Recovering from Pregnancy & Postpartum: Best Exercises for New Moms

Bringing a new life into the world is a beautiful and transformative experience, but the postpartum period comes with its own set of challenges. New moms often face fatigue, hormonal changes, weakened core muscles, and a need for gentle recovery. Exercise can play a vital role in rebuilding strength, boosting energy, and improving overall well-being after childbirth. However, it’s important to ease back into fitness safely. Here are the best exercises for new moms to help with postpartum recovery.

4/12/20252 min read

pregnant near door
pregnant near door

Walking

Walking is one of the safest and easiest ways to reintroduce movement into your routine after giving birth.

Benefits:

Boosts circulation and energy levels.

Helps improve mood and reduce stress.

Can be done with a stroller for added convenience.

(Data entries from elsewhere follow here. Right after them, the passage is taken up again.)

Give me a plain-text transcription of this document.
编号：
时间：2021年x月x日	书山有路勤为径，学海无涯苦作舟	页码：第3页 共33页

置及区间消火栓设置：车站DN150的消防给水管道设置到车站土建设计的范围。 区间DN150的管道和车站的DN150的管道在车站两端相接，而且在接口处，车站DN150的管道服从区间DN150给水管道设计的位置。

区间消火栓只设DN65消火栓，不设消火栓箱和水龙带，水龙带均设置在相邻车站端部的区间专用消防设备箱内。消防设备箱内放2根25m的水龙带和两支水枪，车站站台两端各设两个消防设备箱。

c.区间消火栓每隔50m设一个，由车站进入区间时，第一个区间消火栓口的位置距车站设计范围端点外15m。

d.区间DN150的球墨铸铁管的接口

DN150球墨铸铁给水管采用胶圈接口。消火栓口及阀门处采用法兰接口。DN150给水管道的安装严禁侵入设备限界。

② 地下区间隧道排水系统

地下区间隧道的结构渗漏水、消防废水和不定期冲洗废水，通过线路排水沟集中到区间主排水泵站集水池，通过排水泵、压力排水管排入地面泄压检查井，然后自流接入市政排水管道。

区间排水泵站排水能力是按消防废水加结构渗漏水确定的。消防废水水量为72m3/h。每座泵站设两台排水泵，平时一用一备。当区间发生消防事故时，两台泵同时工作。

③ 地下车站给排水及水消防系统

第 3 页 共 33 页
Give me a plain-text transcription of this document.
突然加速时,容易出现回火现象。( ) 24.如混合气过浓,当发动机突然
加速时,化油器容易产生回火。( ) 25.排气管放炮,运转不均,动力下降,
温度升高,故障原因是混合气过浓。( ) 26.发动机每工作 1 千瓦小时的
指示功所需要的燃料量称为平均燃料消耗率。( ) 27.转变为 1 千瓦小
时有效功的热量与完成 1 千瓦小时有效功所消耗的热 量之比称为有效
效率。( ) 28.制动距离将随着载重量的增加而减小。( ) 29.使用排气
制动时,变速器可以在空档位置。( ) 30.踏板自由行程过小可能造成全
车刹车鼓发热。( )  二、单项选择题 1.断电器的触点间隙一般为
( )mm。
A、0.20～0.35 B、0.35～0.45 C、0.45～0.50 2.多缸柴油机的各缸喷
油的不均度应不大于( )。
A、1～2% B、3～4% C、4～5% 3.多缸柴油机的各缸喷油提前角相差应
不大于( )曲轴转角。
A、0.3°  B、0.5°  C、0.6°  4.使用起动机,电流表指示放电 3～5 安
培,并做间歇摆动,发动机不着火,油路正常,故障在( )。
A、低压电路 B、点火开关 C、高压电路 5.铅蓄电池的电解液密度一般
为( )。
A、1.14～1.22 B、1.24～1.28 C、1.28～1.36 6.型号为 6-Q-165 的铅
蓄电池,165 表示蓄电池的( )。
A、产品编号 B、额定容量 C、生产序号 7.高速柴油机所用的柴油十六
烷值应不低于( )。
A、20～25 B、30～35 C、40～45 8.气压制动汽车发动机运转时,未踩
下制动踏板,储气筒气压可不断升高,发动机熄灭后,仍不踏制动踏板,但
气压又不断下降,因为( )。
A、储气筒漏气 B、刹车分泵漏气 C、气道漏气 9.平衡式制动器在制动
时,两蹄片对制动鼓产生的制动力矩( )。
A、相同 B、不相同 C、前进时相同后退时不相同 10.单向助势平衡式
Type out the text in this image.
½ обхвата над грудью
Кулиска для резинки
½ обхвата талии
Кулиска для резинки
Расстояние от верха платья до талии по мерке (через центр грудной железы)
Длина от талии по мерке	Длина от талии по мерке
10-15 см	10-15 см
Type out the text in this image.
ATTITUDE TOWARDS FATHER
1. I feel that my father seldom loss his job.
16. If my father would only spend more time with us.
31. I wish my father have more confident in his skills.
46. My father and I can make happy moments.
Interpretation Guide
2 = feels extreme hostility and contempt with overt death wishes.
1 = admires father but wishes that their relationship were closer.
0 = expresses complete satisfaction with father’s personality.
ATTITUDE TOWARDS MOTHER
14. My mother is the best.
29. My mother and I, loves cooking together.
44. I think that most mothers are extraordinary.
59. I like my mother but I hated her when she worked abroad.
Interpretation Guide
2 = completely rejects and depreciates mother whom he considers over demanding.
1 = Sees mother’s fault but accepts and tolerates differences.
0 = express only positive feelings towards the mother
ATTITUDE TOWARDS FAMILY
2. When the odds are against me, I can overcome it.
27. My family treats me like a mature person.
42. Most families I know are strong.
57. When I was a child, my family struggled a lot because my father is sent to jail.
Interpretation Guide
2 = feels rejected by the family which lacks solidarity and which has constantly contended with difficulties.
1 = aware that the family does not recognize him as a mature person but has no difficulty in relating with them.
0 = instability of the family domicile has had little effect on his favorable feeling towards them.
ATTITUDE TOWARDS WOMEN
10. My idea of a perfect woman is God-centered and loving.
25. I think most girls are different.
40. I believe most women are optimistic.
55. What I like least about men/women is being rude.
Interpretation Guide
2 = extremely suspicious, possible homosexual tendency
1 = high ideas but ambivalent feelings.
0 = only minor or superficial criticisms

Tip: Start with 10-15 minutes and gradually increase duration based on comfort.

Pelvic Floor Exercises (Kegels)

Pregnancy and delivery can weaken pelvic floor muscles, leading to issues such as incontinence. Strengthening these muscles is crucial for recovery.

Benefits:

Improves bladder control.

Supports core stability.

Reduces risk of pelvic organ prolapse

Tip: Contract and hold the pelvic muscles for a few seconds, then release. Repeat 10-15 times daily.

Core Engagement & Deep Breathing

Before jumping into traditional ab workouts, focus on deep breathing exercises to activate the core muscles and diaphragm.

Benefits:

Helps restore core strength safely.

Reduces postpartum abdominal separation (diastasis recti).

Improves posture and stability.

Tip: Lie on your back, inhale deeply, and engage your core as you exhale. Perform slow, controlled breaths for 5-10 minutes daily.

Postpartum Yoga & Stretching

Yoga helps improve flexibility, relieve tension, and promote relaxation, making it an excellent choice for new moms.

Benefits:

Reduces stress and promotes mental well-being.

Improves posture, especially for moms experiencing back pain.

Enhances flexibility and blood circulation.

Tip: Focus on gentle poses like Child’s Pose, Cat-Cow, and Seated Forward Fold.

Bodyweight Strength Training

Light resistance exercises help rebuild strength, particularly in areas that weaken during pregnancy, such as the core, glutes, and back.

Examples:

Squats: Strengthens legs and core.

Glute Bridges: Engages pelvic floor and lower back.

Wall Push-ups: Builds upper body strength without strain.

Tip: Perform 2-3 sets of 10-12 repetitions, focusing on slow, controlled movements.

Swimming

Swimming is a low-impact exercise that provides a full-body workout while being gentle on the joints.

Benefits:

Strengthens muscles without excessive strain.

Reduces swelling and improves circulation.

Promotes relaxation and stress relief.

Baby & Mom Workouts

Incorporating your baby into workouts can be a fun and practical way to bond while staying active.

Examples:

Baby-wearing squats and lunges.

Stroller walks or jogs.

Gentle yoga stretches while holding or engaging with your baby.

Safety Tips for Postpartum Exercise

Wait for Clearance: Always get approval from your doctor before starting any postpartum exercise routine, especially if you had a C-section or complications.

Start Slow & Listen to Your Body: Avoid pushing through pain or discomfort.

Stay Hydrated & Eat Well: Proper nutrition supports energy levels and recovery.

Be Mindful of Diastasis Recti: Avoid intense abdominal exercises like crunches if you have abdominal separation.

Rest & Recover: Your body is healing—prioritize rest and self-care.

Final Thoughts

Postpartum exercise isn’t about rushing back into shape—it’s about healing, regaining strength, and feeling good in your body again. By choosing safe, gentle workouts, new moms can gradually rebuild fitness while embracing the joys of motherhood.